I’ve done a similar post to this already but over the last week or so I’ve been listening to the Priory Court case on Joe Duffy’s Liveline ( http://www.twitter.com/talktojoe1850 ) and thought I’d elucidate on a few misconceptions:
1. Planning Permission gives the regulations, codes or details of how a building is constructed.
It’s seems to be a very common misconception (in Ireland) that your planning permission covers all the details on how your building complies with the Building Regulations.
The Planning Acts have a minimum scale of drawings (excluding site locations & layouts) of 1:200 – what possible detail could be shown at this scale? There is also no requirement to show or include any form of construction on how the building is actually constructed; the planning requirements are only concerned with the external materials of a building in terms of material and colour.
The important item to understand is that the planning permission of your building are determined by the Planning Acts whereas whether your building complies with the Building Regulations is determined by the Building Control Acts – two completely different Acts with two completely different concerns.
2. The Building Regulations just aren’t good enough
The Building Regulations are fine, in fact the Irish Regulations are some of the most stringent in Europe. The problem is with the entire concept of self-regulation (more below).
3. The Architects are to blame for signing off defective work
False (and True)
If this is what happened then yes, the architects are completely responsible (and liable) for certifying defective, non-compliant work.
It would however, be interesting to know if it was actually architects that were the inspecting professionals, I’ve heard the name “architect” bandied about on the Joe Duffy program willy-nilly and as we all know, every man and his dog could (and still does) call themselves an architect with barely any professional education, training or experience.
A small story: I was asked to add a few more houses to a small housing estate in County Mayo, I duly gave my price and was told it was way too expensive;I was then duly informed that the going rate for design, construction drawings, inspection and certification for each house was €500; how on earth can you seriously inspect work (which takes many,many visits) within this price, let alone include the design,planning and construction drawings! One of the callers to Liveline had it dead right “he who pays the piper calls the tune”. Needless to say, I didn’t get the job.

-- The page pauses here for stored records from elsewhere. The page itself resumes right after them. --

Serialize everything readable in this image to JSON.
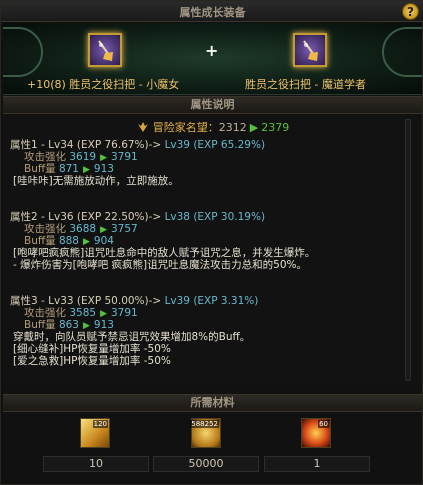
{
  "window": {
    "title": "属性成长装备",
    "help_label": "?"
  },
  "equip": {
    "left_name": "+10(8) 胜员之役扫把 - 小魔女",
    "right_name": "胜员之役扫把 - 魔道学者",
    "plus": "+"
  },
  "sections": {
    "desc": "属性说明",
    "materials": "所需材料"
  },
  "fame": {
    "label": "冒险家名望：",
    "from": "2312",
    "arrow": "▶",
    "to": "2379"
  },
  "attrs": [
    {
      "title": "属性1 - Lv34 (EXP 76.67%)-> ",
      "title_ex": "Lv39 (EXP 65.29%)",
      "stats": [
        {
          "label": "攻击强化 ",
          "from": "3619",
          "to": "3791"
        },
        {
          "label": "Buff量 ",
          "from": "871",
          "to": "913"
        }
      ],
      "notes": [
        "[哇咔咔]无需施放动作，立即施放。"
      ]
    },
    {
      "title": "属性2 - Lv36 (EXP 22.50%)-> ",
      "title_ex": "Lv38 (EXP 30.19%)",
      "stats": [
        {
          "label": "攻击强化 ",
          "from": "3688",
          "to": "3757"
        },
        {
          "label": "Buff量 ",
          "from": "888",
          "to": "904"
        }
      ],
      "notes": [
        "[咆哮吧疯疯熊]诅咒吐息命中的敌人赋予诅咒之息，并发生爆炸。",
        "- 爆炸伤害为[咆哮吧 疯疯熊]诅咒吐息魔法攻击力总和的50%。"
      ]
    },
    {
      "title": "属性3 - Lv33 (EXP 50.00%)-> ",
      "title_ex": "Lv39 (EXP 3.31%)",
      "stats": [
        {
          "label": "攻击强化 ",
          "from": "3585",
          "to": "3791"
        },
        {
          "label": "Buff量 ",
          "from": "863",
          "to": "913"
        }
      ],
      "notes": [
        "穿戴时，向队员赋予禁忌诅咒效果增加8%的Buff。",
        "[细心缝补]HP恢复量增加率 -50%",
        "[爱之急救]HP恢复量增加率 -50%"
      ]
    }
  ],
  "arrow_glyph": "▶",
  "materials": [
    {
      "icon": "gold-crystal-icon",
      "tag": "120",
      "count": "10"
    },
    {
      "icon": "gold-coin-pile-icon",
      "tag": "588252",
      "count": "50000"
    },
    {
      "icon": "fire-orb-icon",
      "tag": "60",
      "count": "1"
    }
  ]
}
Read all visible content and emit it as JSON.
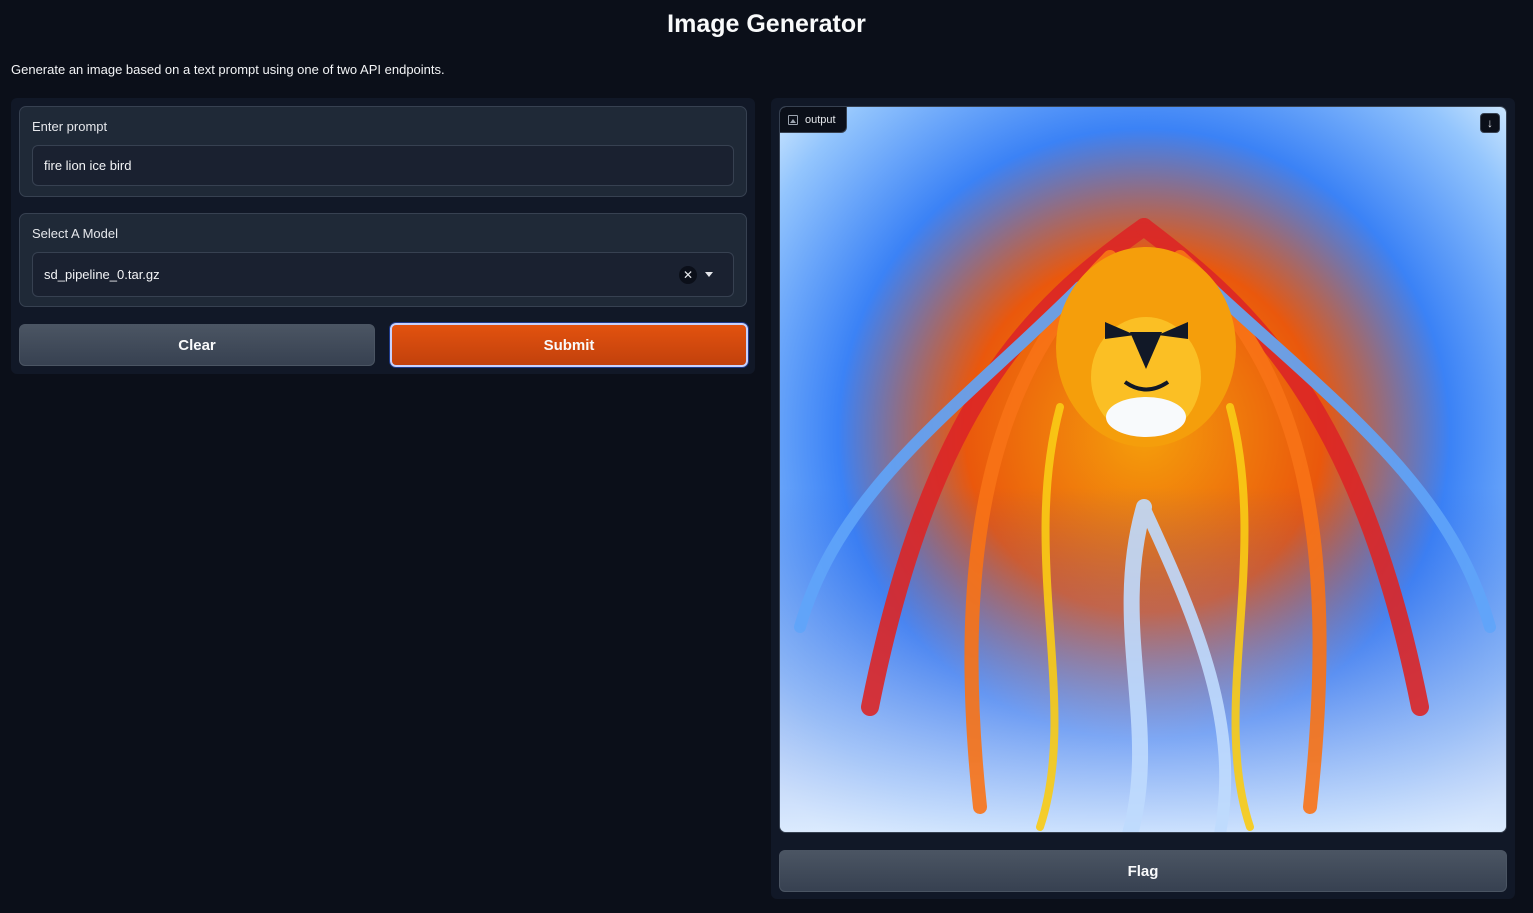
{
  "header": {
    "title": "Image Generator",
    "description": "Generate an image based on a text prompt using one of two API endpoints."
  },
  "prompt": {
    "label": "Enter prompt",
    "value": "fire lion ice bird"
  },
  "model": {
    "label": "Select A Model",
    "selected": "sd_pipeline_0.tar.gz"
  },
  "buttons": {
    "clear": "Clear",
    "submit": "Submit",
    "flag": "Flag"
  },
  "output": {
    "label": "output"
  },
  "colors": {
    "background": "#0b0f19",
    "panel": "#111827",
    "block": "#1f2937",
    "primary": "#c2410c"
  },
  "icons": {
    "output_label": "image-icon",
    "download": "download-icon",
    "dropdown_clear": "close-icon",
    "dropdown_toggle": "chevron-down-icon"
  }
}
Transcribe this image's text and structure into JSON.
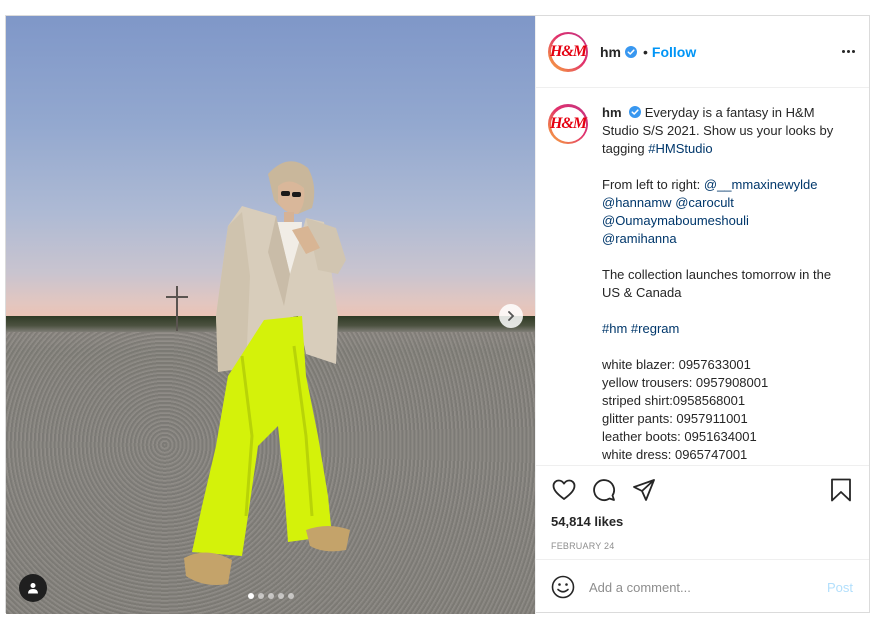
{
  "account": {
    "username": "hm",
    "logo_text": "H&M",
    "follow_label": "Follow",
    "separator": "•"
  },
  "caption": {
    "username": "hm",
    "lines": [
      "Everyday is a fantasy in H&M Studio S/S 2021. Show us your looks by tagging ",
      "#HMStudio",
      "From left to right: ",
      "@__mmaxinewylde",
      "@hannamw",
      "@carocult",
      "@Oumaymaboumeshouli",
      "@ramihanna",
      "The collection launches tomorrow in the US & Canada",
      "#hm",
      "#regram",
      "white blazer: 0957633001",
      "yellow trousers: 0957908001",
      "striped shirt:0958568001",
      "glitter pants: 0957911001",
      "leather boots: 0951634001",
      "white dress: 0965747001"
    ]
  },
  "engagement": {
    "likes": "54,814 likes",
    "date": "FEBRUARY 24"
  },
  "comment": {
    "placeholder": "Add a comment...",
    "post_label": "Post"
  },
  "carousel": {
    "slide_count": 5,
    "active_index": 0
  },
  "colors": {
    "accent": "#0095f6",
    "link": "#00376b",
    "brand_red": "#e50010",
    "trouser_neon": "#d4f20a",
    "blazer_beige": "#d8cdbb"
  },
  "icons": [
    "verified-badge-icon",
    "more-options-icon",
    "chevron-right-icon",
    "user-tag-icon",
    "heart-icon",
    "comment-icon",
    "share-icon",
    "bookmark-icon",
    "emoji-icon"
  ]
}
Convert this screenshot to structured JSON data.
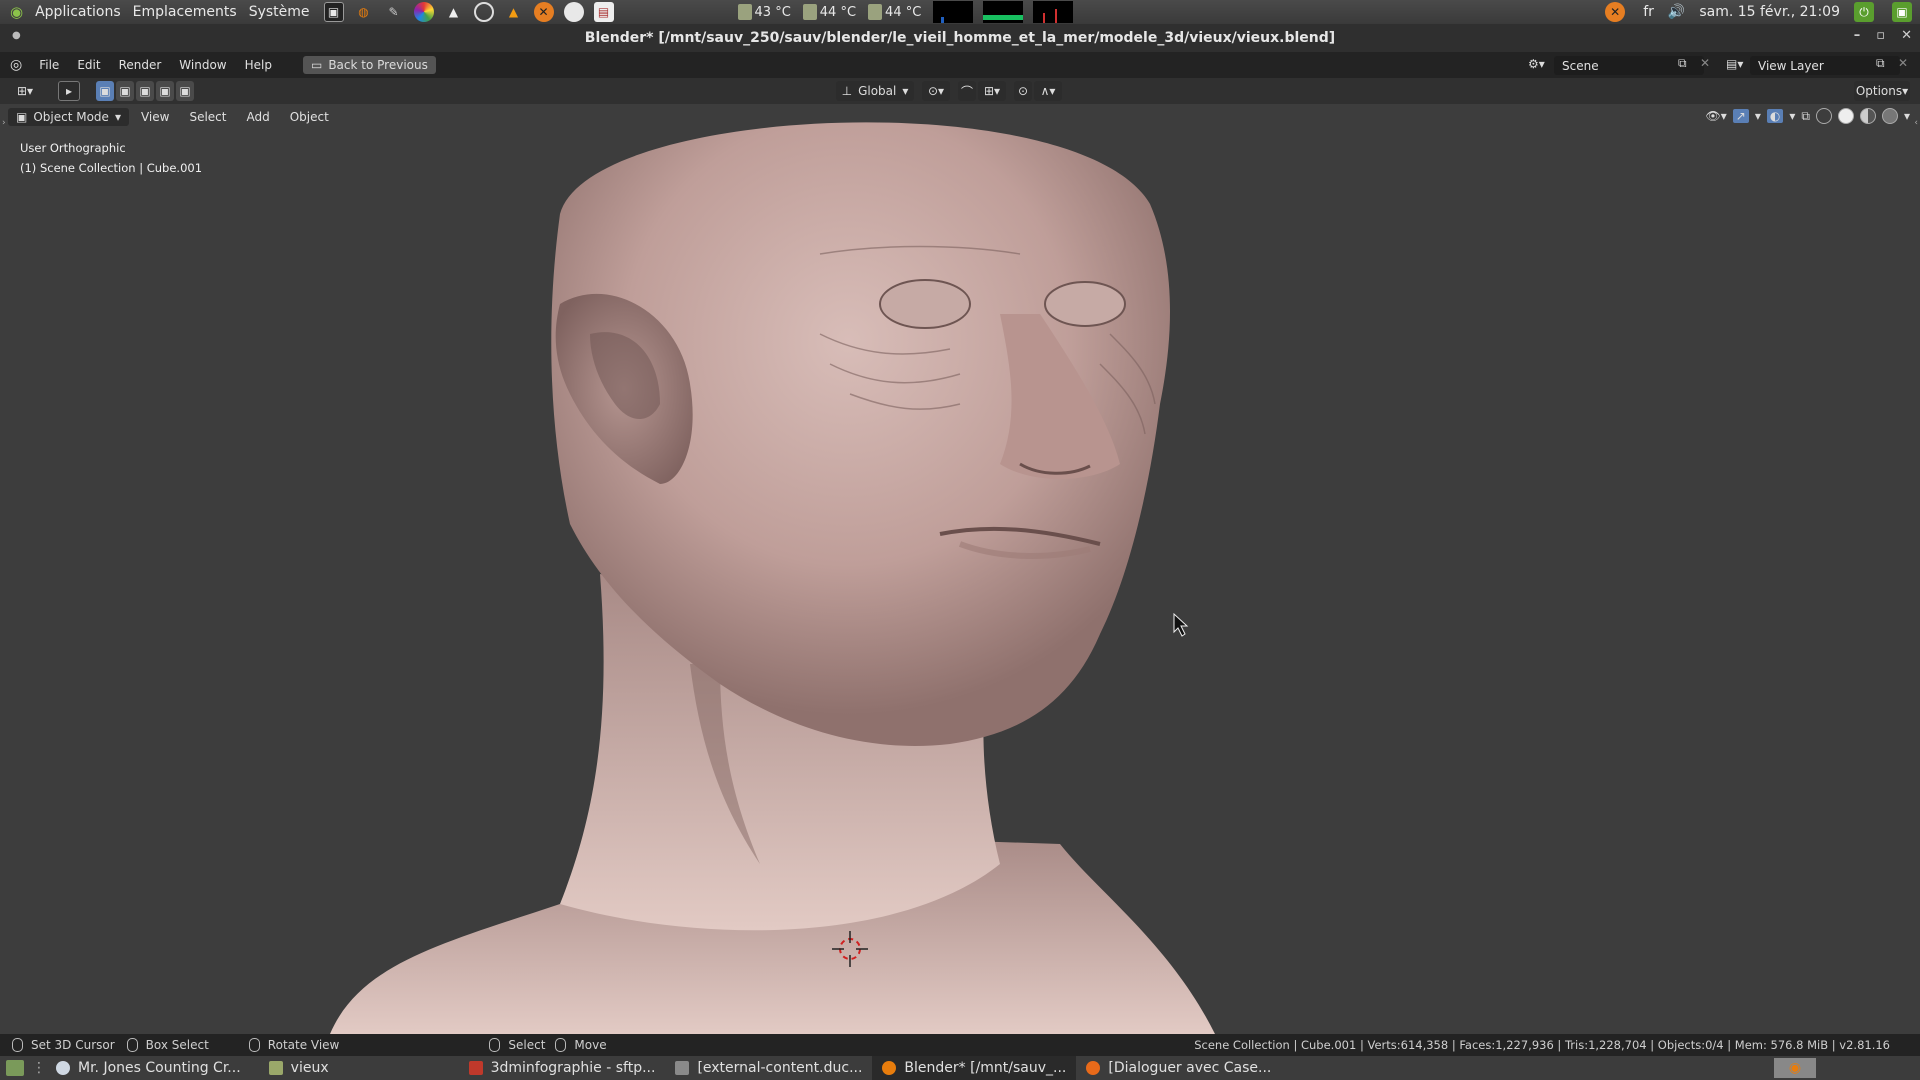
{
  "top_panel": {
    "menus": [
      "Applications",
      "Emplacements",
      "Système"
    ],
    "temps": [
      "43 °C",
      "44 °C",
      "44 °C"
    ],
    "language": "fr",
    "datetime": "sam. 15 févr., 21:09"
  },
  "window": {
    "title": "Blender* [/mnt/sauv_250/sauv/blender/le_vieil_homme_et_la_mer/modele_3d/vieux/vieux.blend]"
  },
  "blender_topbar": {
    "menus": [
      "File",
      "Edit",
      "Render",
      "Window",
      "Help"
    ],
    "back_button": "Back to Previous",
    "scene": "Scene",
    "view_layer": "View Layer"
  },
  "viewport_header": {
    "transform_orientation": "Global",
    "options_label": "Options"
  },
  "viewport": {
    "mode": "Object Mode",
    "menus": [
      "View",
      "Select",
      "Add",
      "Object"
    ],
    "view_name": "User Orthographic",
    "collection_info": "(1) Scene Collection | Cube.001"
  },
  "status_bar": {
    "hints": [
      {
        "label": "Set 3D Cursor"
      },
      {
        "label": "Box Select"
      },
      {
        "label": "Rotate View"
      },
      {
        "label": "Select"
      },
      {
        "label": "Move"
      }
    ],
    "stats": "Scene Collection | Cube.001 | Verts:614,358 | Faces:1,227,936 | Tris:1,228,704 | Objects:0/4 | Mem: 576.8 MiB | v2.81.16"
  },
  "taskbar": {
    "tasks": [
      {
        "label": "Mr. Jones Counting Cr...",
        "color": "#cfd8e3"
      },
      {
        "label": "vieux",
        "color": "#9aa86a"
      },
      {
        "label": "3dminfographie - sftp...",
        "color": "#c0392b"
      },
      {
        "label": "[external-content.duc...",
        "color": "#8a8a8a"
      },
      {
        "label": "Blender* [/mnt/sauv_...",
        "color": "#e87d0d"
      },
      {
        "label": "[Dialoguer avec Case...",
        "color": "#e86a1a"
      }
    ]
  },
  "colors": {
    "accent": "#5a7fb5",
    "blender_orange": "#e87d0d",
    "viewport_bg": "#3d3d3d",
    "skin": "#c9a9a4"
  }
}
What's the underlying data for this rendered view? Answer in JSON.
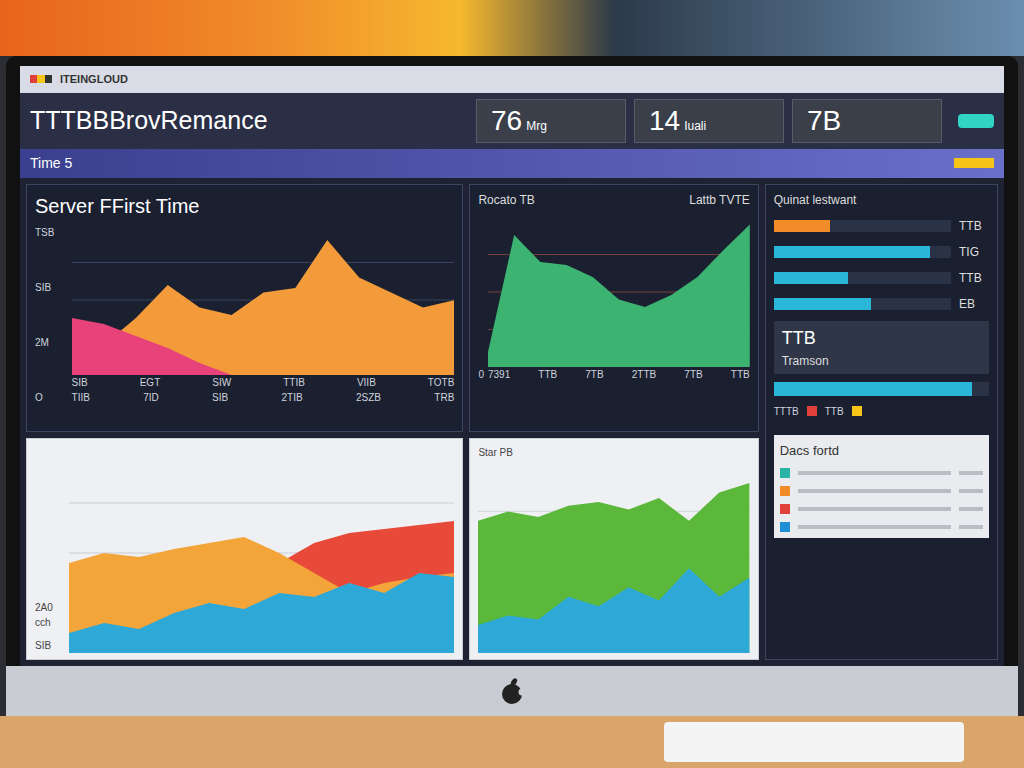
{
  "brand": "ITEINGLOUD",
  "title": "TTTBBBrovRemance",
  "stats": [
    {
      "value": "76",
      "unit": "Mrg"
    },
    {
      "value": "14",
      "unit": "Iuali"
    },
    {
      "value": "7B"
    }
  ],
  "band": {
    "label": "Time 5"
  },
  "left_chart": {
    "title": "Server FFirst Time",
    "y_ticks": [
      "TSB",
      "SIB",
      "2M",
      "O"
    ],
    "x_ticks": [
      "SIB",
      "EGT",
      "SIW",
      "TTIB",
      "VIIB",
      "TOTB"
    ],
    "x_ticks_2": [
      "TIIB",
      "7ID",
      "SIB",
      "2TIB",
      "2SZB",
      "TRB"
    ],
    "series": [
      {
        "values": [
          5,
          20,
          38,
          60,
          45,
          40,
          55,
          58,
          90,
          65,
          55,
          45,
          50
        ],
        "color": "#f39a3a"
      },
      {
        "values": [
          38,
          34,
          26,
          18,
          8,
          0,
          0,
          0,
          0,
          0,
          0,
          0,
          0
        ],
        "color": "#e8427a"
      }
    ]
  },
  "mid_chart": {
    "title": "Rocato TB",
    "subtitle": "Lattb TVTE",
    "y_ticks": [
      "0"
    ],
    "x_ticks": [
      "7391",
      "TTB",
      "7TB",
      "2TTB",
      "7TB",
      "TTB"
    ],
    "series": [
      {
        "values": [
          10,
          88,
          70,
          68,
          60,
          45,
          40,
          48,
          60,
          78,
          95
        ],
        "color": "#3cb371"
      }
    ]
  },
  "side": {
    "title": "Quinat lestwant",
    "bars": [
      {
        "label": "TTB",
        "level": 0.32,
        "color": "#f28c28"
      },
      {
        "label": "TIG",
        "level": 0.88,
        "color": "#29b6d9"
      },
      {
        "label": "TTB",
        "level": 0.42,
        "color": "#29b6d9"
      },
      {
        "label": "EB",
        "level": 0.55,
        "color": "#29b6d9"
      }
    ],
    "summary": {
      "label": "TTB",
      "sub": "Tramson",
      "level": 0.92
    },
    "mini_row": [
      "TTTB",
      "TTB"
    ],
    "list": {
      "title": "Dacs fortd",
      "items": [
        {
          "color": "#2bb3a8"
        },
        {
          "color": "#f28c28"
        },
        {
          "color": "#e0403a"
        },
        {
          "color": "#1f8fd6"
        }
      ]
    }
  },
  "bottom_left": {
    "labels": [
      "2A0 cch",
      "SIB"
    ],
    "series": [
      {
        "values": [
          30,
          32,
          35,
          38,
          40,
          42,
          45,
          55,
          60,
          62,
          64,
          66
        ],
        "color": "#e84a3a"
      },
      {
        "values": [
          45,
          50,
          48,
          52,
          55,
          58,
          50,
          40,
          30,
          35,
          38,
          40
        ],
        "color": "#f3a53a"
      },
      {
        "values": [
          10,
          15,
          12,
          20,
          25,
          22,
          30,
          28,
          35,
          30,
          40,
          38
        ],
        "color": "#2ea8d6"
      }
    ]
  },
  "bottom_mid": {
    "label": "Star PB",
    "series": [
      {
        "values": [
          70,
          75,
          72,
          78,
          80,
          76,
          82,
          70,
          85,
          90
        ],
        "color": "#5cb83a"
      },
      {
        "values": [
          15,
          20,
          18,
          30,
          25,
          35,
          28,
          45,
          30,
          40
        ],
        "color": "#2ea8d6"
      }
    ]
  }
}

4. Self-Regulation is fine in Ireland
Obviously heard much less nowadays but I’ve heard this from other architects and I’ve even heard a senior member of the RIAI laugh at the suggestion of Local Authorities performing Building Control inspections (as per the UK) and this type of effective Building Control will “never happen in my lifetime”. Well, hopefully the debacle that is the Priory Hall Development will start the ball rolling for implementing an effective Building Control system that includes for the checking of Building Regulation drawings prior to development and then the continuous inspections during the build. It is only when these two things happen that Building Standards will improve and finally and actually meet Building Regulations and not create a scenario where potentially hundreds of peoples lives are put in risk. Remember also that I suspect the Priory Hall Development is just the tip of the iceberg.